Audiência pública chamada pela Anvisa (Agência Nacional de Vigilância Sanitária) para discutir a propaganda de cigarros em maços e pontos de venda colocou a indústria tabagista e produtores de fumo de um lado e médicos e associações contra o cigarro de outro.
Mais de 50 pessoas se manifestaram sobre o tema nesta terça-feira, nas quatro horas de duração da audiência. Ônibus trouxeram produtores de fumo do Sul do país para o evento.
A proposta em discussão é a consulta pública 117 de 2010, da Anvisa, que pretende, por exemplo, acabar com a exposição dos maços de cigarro nos pontos de venda --permitida apenas nas tabacarias--, aumentar a área das advertência à saúde nos pontos de venda e proibir abordagens promocionais e pesquisa de mercado no setor.
Por uma decisão judicial que adiou a realização da audiência, a Anvisa teve que garantir espaço físico para mil pessoas. Escolheu fazer o evento no ginásio Nilson Nelson, garantindo a presença de até 14 mil pessoas. Compareceram cerca de 500.
Os médicos que se manifestaram foram todos favoráveis à medida proposta pela agência. "A saúde pública não pode ficar refém dos interesses da indústria", disse Alberto Araújo, representando a Sociedade Brasileira de Pneumologia. Ele classificou de "tabacocídio" as mortes provocadas pelo fumo.
Roberto Gil, ex-presidente da Sociedade Brasileira de Oncologia Clínica e dono de um consultório, disse que se via nas duas posições: médico, tendendo a lutar contra o tabaco, e empresário, tendendo a defender a liberdade do setor.
"Essa é a discussão. Alguém aqui acharia ético eu dizer para meu paciente 'você tem que fumar bastante, porque tenho meus filhos para criar e funcionários para pagar?'. Se eu não tiver que atender mais câncer, me darei por satisfeito", disse.
A favor da medida ainda falaram representantes da OMS (Organização Mundial da Saúde) e da OPAS (seu braço para as Américas), do CFM (Conselho Federal de Medicina), do Inca (Instituto Nacional de Câncer), da Aliança de Controle do Tabagismo e do Congresso Nacional, entre outros.
"A indústria é cara de pau, quer jogar o produtor contra o médico e a ciência. A propaganda deve ser zero", disse o deputado federal Darcísio Perondi (PMDB-RS), presidente da frente parlamentar da Saúde.
Perondi foi tanto vaiado quanto aplaudido. Foram 27 manifestações do público contra a proposta da Anvisa e 18 favoráveis.
O lado contrário à proposta argumentou que ela vai prejudicar produtores e setores do comércio, evocou a liberdade de decisão das pessoas e questionou a competência da Anvisa para fazer esse tipo de regulamentação e a existência de comprovação científica sobre os malefícios do tabaco.
"Querem aprovar o banimento do mercado legal, incentivando não a redução de consumo, mas o aumento do consumo ilegal", criticou José Constante, prefeito de Agrolândia (SC).
Uma das representantes da Souza Cruz, Maria Alicia Lima afirmou que, se a intenção da proposta é proteger jovens do cigarro, bastaria por em prática a legislação atual, que já proíbe a venda do cigarro a menores de 18 anos e restringe a propaganda aos locais de venda.

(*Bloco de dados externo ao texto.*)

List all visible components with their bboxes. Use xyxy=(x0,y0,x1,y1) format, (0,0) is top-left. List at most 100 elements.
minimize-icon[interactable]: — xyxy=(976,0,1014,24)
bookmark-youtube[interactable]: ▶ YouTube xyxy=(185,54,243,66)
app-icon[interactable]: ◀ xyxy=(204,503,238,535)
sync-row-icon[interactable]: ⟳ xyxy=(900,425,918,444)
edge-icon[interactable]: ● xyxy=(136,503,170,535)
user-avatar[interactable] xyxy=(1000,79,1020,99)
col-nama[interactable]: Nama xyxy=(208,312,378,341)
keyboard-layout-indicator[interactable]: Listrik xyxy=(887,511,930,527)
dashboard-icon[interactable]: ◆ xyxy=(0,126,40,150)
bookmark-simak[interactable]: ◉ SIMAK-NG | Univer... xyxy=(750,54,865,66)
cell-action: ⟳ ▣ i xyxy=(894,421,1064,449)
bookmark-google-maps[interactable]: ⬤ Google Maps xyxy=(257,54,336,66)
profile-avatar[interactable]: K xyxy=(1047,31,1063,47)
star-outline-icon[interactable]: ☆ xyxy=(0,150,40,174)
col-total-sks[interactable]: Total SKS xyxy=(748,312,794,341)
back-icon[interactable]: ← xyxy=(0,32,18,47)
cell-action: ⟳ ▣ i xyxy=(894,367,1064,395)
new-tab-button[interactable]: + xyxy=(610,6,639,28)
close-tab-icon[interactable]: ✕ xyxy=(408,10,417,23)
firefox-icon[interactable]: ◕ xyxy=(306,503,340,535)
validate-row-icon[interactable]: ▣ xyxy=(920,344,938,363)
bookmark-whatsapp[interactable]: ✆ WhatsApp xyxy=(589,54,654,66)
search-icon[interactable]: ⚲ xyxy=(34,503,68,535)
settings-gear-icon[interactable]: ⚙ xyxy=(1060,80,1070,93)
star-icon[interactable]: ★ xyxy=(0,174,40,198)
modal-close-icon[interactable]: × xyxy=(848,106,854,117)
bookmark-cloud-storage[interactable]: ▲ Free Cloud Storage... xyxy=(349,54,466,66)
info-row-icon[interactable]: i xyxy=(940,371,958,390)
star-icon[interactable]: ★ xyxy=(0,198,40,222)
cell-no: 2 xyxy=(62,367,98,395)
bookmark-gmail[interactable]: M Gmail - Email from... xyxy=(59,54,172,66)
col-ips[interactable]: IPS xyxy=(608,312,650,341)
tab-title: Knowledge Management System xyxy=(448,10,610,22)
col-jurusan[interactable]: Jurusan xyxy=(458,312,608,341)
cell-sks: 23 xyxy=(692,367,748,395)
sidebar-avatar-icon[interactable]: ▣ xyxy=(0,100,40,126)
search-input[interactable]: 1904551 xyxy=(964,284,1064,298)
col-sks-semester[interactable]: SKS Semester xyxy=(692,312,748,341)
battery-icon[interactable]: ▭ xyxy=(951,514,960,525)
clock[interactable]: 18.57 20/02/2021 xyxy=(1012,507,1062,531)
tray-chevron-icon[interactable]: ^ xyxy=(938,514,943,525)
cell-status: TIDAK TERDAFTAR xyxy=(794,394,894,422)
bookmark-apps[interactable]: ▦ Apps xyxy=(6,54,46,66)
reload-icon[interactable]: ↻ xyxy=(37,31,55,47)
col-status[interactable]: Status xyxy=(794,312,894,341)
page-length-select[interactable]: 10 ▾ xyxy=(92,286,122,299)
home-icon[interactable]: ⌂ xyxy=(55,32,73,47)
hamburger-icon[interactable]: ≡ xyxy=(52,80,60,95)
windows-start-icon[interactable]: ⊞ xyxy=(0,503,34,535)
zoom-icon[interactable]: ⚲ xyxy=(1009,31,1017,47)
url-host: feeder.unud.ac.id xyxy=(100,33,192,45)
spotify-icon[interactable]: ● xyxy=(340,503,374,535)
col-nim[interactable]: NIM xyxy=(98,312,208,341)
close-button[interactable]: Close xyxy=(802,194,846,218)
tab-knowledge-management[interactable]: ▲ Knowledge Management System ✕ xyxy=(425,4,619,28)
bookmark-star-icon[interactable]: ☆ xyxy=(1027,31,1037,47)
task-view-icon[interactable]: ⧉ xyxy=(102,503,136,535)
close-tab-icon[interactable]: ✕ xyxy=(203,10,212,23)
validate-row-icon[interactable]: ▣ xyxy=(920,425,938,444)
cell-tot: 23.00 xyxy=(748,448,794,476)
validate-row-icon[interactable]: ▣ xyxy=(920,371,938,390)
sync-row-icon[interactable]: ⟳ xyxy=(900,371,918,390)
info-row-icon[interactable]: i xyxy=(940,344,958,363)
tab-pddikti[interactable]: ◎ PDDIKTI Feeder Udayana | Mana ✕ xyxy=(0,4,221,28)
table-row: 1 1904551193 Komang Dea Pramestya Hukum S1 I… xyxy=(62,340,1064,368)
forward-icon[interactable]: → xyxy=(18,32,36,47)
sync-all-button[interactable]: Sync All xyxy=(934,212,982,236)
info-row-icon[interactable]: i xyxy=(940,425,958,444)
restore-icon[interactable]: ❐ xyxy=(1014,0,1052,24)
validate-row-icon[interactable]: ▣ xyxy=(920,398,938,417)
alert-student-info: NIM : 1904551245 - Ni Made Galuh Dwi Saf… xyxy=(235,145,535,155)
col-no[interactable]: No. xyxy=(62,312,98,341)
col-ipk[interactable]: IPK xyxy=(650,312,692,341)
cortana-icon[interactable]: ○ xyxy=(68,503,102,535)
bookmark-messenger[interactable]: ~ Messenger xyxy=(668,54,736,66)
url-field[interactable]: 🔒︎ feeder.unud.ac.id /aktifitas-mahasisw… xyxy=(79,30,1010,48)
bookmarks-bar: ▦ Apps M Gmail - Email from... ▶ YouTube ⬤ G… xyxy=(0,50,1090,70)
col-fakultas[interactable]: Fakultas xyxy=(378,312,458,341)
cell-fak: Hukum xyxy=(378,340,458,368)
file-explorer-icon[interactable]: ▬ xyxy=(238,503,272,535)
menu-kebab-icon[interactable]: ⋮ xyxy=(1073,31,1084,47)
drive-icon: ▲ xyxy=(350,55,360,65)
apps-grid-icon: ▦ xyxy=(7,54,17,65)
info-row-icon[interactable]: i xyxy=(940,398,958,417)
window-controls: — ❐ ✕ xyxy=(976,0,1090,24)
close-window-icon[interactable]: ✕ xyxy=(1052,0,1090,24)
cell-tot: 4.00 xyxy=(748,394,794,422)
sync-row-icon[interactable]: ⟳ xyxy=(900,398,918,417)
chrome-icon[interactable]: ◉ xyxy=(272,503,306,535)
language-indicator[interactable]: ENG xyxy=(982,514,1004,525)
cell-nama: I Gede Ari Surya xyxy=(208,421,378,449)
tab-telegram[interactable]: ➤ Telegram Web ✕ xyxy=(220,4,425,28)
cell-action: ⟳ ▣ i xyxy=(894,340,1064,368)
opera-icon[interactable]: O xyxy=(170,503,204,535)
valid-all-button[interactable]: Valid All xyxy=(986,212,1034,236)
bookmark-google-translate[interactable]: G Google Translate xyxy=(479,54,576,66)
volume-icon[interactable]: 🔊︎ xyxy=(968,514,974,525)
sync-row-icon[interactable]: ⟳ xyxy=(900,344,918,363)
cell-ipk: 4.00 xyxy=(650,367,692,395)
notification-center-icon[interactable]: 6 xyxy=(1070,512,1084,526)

Um dos mais aplaudidos foi Eusébio Borin, pequeno agricultor. "A maconha tem propaganda? E cada dia aumenta mais o seu consumo!", disse, bastante agitado. "O que a Anvisa vai fazer com as 200 mil famílias envolvidas na produção do fumo? Quem sabe querem que vivam de Bolsa Família para ser cabrestado pelo voto!"
DECISÃO
Um dos diretores da Anvisa e supervisor do assunto, Agenor Álvares afirmou que a agência vai recolher todas as contribuições e tomar uma decisão em colegiado. Segundo ele, isso pode ocorrer já no início do ano e ser concretizada em uma resolução.
Um dos pontos que sensibilizou a diretoria da Anvisa na manhã desta terça foi a proibição das pesquisas de mercado no setor. Duas pessoas argumentaram que a pesquisa está muito separada da propaganda e não deve ser entendida como uma forma de publicidade.
Após interrupção para o almoço, a Anvisa inicia uma segunda audiência pública, dessa vez, discutindo os aditivos de sabor ao cigarro.